Le scénario que personne ne voyait venir quatre semaines plus tôt prend corps. Un ailier brésilien de 23 ans devient l'attraction principale quand les superstars marquaient sur feuille blanche. C'est de la dissonance constructive, celle qui rebat les cartes des favoritismes faciles. Mbappé n'a pas raté ses tirs, Haaland se montrera et puis il y a ce petit prodige qui court plus vite, qui enjambe mieux, qui sait aussi bien quand accélérer que quand ralentir pour caler ses coéquipiers.

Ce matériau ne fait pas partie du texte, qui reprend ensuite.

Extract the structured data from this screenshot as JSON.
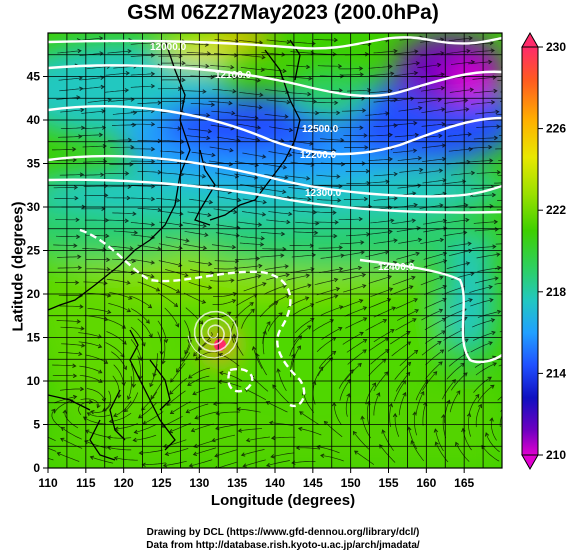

- 3 buts : Vinicius Júnior égale le total de Mbappé et Haaland en phase de groupe
- 23 ans : l'âge du phénomène brésilien, le plus jeune de son trio de concurrence
- 45 millions d'euros : l'investissement du Real Madrid en 2018, totalement validé par cette Coupe du Monde
- 4 matchs : le nombre de confrontations éliminatoires avant une possible finale
Restent les quarts de finale. Restent ces 90 minutes où tout bascule. Les entraîneurs rivaux ont eu six mois pour étudier les films de Vinicius au Real Madrid, pour comprendre ses appels de ballon, ses positions préférées, ses moments de rupture. Mais comprendre et stopper, c'est comme lire un manuel de pilotage avant d'affronter un champion de Formule 1. La science de son jeu dépasse largement les schémas prédéfinis. C'est cela qui en fait une arme redoutable pour Neymar, pour Rodrygo, pour Richarlison. C'est cela aussi qui pourrait bien faire trembler les grandes défenses des quarts de finale.